Users in a Hadoop cluster authenticate themselves to the NameNode using their Kerberos credentials. However, once the user is authenticated, each job subsequently submitted must also be checked to ensure it comes from an authenticated user. Since there could be a time gap between a job being submitted and the job being executed, during which the user could have logged off, user credentials are passed to the NameNode using delegation tokens that can be used for authentication in the future.

Delegation tokens are a secret key shared with the NameNode, that can be used to impersonate a user to get a job executed. While these tokens can be renewed, new tokens can only be obtained by clients authenticating to the NameNode using Kerberos credentials. By default, delegation tokens are only valid for a day. However, since jobs can last longer than a day, each token specifies a NodeManager as a renewer which is allowed to renew the delegation token once a day, until the job completes, or for a maximum period of 7 days. When the job is complete, the NodeManager requests the NameNode to cancel the delegation token.

Token Format

The NameNode uses a random masterKey to generate delegation tokens. All active tokens are stored in memory with their expiry date (maxDate). Delegation tokens can either expire when the current time exceeds the expiry date, or, they can be canceled by the owner of the token. Expired or canceled tokens are then deleted from memory. The sequenceNumber serves as a unique ID for the tokens. The following section describes how the Delegation Token is used for authentication.
TokenID = {ownerID, renewerID, issueDate, maxDate, sequenceNumber}
TokenAuthenticator = HMAC-SHA1(masterKey, TokenID) 
Delegation Token = {TokenID, TokenAuthenticator}

Authentication Process

To begin the authentication process, the client first sends the TokenID to the NameNode. The NameNode uses this TokenID and the masterKey to once again generate the corresponding TokenAuthenticator, and consequently, the Delegation Token. If the NameNode finds that the token already exists in memory, and that the current time is less than the expiry date (maxDate) of the token, then the token is considered valid. If valid, the client and the NameNode will then authenticate each other by using the TokenAuthenticator that they possess as the secret key, and MD5 as the protocol. Since the client and NameNode do not actually exchange TokenAuthenticators during the process, even if authentication fails, the tokens are not compromised.

Token Renewal

Delegation tokens must be renewed periodically by the designated renewer (renewerID). For example, if a NodeManager is the designated renewer, the JobTracker will first authenticate itself to the NameNode. It will then send the token to be authenticated to the NameNode. The NameNode verifies the following information before renewing the token:
  • The JobTracker requesting renewal is the same as the one identified in the token by renewerID.
  • The TokenAuthenticator generated by the NameNode using the TokenID and the masterKey matches the one previously stored by the NameNode.
  • The current time must be less than the time specified by maxDate.

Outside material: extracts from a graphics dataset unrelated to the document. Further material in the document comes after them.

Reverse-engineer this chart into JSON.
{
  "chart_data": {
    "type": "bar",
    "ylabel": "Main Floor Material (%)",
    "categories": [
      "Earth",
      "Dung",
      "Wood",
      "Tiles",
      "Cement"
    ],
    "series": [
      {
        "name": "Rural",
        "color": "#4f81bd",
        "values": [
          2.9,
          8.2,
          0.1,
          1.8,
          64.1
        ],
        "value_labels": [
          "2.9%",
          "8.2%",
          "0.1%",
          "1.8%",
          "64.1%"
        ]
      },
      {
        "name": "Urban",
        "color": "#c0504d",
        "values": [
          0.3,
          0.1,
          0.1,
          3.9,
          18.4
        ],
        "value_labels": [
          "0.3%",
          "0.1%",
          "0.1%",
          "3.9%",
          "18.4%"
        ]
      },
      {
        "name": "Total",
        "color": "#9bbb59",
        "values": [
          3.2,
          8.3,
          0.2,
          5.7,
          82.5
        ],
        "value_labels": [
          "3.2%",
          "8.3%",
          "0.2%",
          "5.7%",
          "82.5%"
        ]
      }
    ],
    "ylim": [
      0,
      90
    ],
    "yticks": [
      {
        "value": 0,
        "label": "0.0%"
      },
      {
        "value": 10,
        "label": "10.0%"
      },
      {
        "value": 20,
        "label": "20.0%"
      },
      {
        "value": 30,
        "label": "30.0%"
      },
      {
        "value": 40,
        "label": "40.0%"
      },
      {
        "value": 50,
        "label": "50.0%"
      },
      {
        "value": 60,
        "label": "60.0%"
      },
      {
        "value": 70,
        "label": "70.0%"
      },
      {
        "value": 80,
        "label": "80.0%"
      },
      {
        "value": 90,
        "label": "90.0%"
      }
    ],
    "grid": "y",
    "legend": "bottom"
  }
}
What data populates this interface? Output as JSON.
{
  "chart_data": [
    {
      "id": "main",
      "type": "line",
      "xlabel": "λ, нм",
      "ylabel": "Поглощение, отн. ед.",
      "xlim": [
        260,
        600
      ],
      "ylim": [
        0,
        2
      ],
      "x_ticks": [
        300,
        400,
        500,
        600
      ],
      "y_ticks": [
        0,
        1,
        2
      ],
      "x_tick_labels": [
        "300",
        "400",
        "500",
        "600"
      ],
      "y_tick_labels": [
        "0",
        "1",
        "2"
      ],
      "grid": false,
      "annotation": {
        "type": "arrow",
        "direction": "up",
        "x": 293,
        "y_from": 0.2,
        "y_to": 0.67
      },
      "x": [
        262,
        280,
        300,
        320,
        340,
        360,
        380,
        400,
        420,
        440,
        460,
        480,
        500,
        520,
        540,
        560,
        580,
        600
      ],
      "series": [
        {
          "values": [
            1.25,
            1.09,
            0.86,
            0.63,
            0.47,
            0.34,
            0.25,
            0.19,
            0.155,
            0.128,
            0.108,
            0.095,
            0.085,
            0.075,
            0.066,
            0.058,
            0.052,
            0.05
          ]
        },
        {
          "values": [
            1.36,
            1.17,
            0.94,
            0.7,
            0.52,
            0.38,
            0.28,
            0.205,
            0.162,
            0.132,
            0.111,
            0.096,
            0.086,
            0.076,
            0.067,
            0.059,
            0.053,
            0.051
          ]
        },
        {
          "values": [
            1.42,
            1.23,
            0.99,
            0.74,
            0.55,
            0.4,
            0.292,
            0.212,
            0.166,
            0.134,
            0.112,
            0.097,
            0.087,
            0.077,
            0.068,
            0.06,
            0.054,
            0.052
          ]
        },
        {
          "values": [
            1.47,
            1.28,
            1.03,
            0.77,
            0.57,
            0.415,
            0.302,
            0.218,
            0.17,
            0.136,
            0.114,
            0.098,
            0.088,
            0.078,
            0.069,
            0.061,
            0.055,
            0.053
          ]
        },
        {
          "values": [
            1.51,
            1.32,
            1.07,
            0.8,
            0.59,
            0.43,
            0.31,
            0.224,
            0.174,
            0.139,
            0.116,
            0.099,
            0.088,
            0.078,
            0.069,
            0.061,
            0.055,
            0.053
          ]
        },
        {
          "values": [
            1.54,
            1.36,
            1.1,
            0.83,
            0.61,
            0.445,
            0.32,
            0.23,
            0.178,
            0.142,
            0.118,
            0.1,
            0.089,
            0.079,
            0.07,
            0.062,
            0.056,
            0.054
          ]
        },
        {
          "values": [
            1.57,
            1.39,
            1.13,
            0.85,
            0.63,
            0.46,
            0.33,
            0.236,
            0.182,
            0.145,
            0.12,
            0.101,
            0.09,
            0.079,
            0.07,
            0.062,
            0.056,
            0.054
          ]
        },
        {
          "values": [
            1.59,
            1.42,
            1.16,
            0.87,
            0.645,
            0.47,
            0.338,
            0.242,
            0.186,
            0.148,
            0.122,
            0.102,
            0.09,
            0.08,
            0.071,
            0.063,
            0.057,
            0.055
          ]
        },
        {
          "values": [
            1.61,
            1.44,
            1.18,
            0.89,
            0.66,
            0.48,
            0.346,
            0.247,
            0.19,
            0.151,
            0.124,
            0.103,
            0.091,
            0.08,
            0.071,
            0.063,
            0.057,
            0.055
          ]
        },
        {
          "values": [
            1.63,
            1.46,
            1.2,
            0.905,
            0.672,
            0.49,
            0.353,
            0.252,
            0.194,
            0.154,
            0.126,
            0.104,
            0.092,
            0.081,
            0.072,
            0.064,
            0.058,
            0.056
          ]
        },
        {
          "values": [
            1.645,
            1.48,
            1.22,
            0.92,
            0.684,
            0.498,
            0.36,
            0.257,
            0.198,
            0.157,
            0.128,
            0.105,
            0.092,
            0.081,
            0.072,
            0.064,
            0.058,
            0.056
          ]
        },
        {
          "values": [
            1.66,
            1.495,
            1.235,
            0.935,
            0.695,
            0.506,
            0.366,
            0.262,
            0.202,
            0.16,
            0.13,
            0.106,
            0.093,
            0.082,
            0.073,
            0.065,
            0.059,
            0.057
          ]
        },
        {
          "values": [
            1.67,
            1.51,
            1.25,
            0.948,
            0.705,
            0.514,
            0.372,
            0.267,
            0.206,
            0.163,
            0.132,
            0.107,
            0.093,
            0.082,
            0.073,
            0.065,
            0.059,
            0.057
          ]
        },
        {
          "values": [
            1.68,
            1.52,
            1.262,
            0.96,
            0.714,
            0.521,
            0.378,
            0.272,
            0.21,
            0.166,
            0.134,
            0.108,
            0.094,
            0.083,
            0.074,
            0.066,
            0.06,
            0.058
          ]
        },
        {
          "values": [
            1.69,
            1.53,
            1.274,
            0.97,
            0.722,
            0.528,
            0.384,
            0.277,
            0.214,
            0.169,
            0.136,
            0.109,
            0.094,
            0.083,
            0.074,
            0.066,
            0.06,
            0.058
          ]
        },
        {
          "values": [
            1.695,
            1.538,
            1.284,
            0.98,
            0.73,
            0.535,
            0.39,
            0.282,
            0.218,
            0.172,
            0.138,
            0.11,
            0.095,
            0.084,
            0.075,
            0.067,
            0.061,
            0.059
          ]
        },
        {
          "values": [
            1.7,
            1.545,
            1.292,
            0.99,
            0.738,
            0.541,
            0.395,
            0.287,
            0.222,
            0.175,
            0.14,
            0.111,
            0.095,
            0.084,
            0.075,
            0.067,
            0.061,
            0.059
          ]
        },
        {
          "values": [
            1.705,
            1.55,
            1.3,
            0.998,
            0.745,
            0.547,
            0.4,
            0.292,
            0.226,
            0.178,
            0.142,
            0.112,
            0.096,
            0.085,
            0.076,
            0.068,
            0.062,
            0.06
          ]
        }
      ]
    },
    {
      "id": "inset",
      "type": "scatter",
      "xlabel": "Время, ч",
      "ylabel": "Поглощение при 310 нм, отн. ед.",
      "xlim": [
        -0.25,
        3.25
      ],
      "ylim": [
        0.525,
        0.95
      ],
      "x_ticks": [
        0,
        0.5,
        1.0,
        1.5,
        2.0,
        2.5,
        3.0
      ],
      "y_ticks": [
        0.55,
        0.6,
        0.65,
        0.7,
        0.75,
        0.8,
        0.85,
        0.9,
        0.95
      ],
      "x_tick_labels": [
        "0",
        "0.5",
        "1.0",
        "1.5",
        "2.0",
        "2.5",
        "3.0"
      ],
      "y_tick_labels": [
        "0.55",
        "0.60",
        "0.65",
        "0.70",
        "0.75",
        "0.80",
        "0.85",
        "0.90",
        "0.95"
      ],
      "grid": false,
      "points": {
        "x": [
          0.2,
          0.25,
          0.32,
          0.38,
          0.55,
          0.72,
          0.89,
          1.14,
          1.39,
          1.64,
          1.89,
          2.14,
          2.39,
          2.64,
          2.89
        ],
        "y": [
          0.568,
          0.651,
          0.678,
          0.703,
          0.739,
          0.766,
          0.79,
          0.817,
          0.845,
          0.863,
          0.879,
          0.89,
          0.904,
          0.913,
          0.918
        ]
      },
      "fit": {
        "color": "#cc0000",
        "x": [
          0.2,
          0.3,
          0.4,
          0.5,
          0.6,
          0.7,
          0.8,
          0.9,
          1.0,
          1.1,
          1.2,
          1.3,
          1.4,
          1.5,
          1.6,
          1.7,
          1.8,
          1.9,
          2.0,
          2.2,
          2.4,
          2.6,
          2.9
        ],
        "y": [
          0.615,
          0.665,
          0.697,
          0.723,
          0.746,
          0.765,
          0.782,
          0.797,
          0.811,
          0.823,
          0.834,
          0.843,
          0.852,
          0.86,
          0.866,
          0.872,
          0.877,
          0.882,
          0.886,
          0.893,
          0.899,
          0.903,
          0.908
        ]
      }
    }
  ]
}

If the token renewal request is successful, the NameNode sets the new expiry date to min(current time+renew period, maxDate). If the NameNode was restarted at any time, it will have lost all previous tokens from memory. In this case, the token will be saved to memory once again, this time with a new expiry date. Hence, designated renewers must renew all tokens with the NameNode after a restart, and before relaunching any failed tasks.

A designated renewer can also revive an expired or canceled token as long as the current time does not exceed maxDate. The NameNode cannot tell the difference between a token that was canceled, or has expired, and one that was erased from memory due to a restart, since only the masterKey persists in memory. The masterKey must be updated regularly.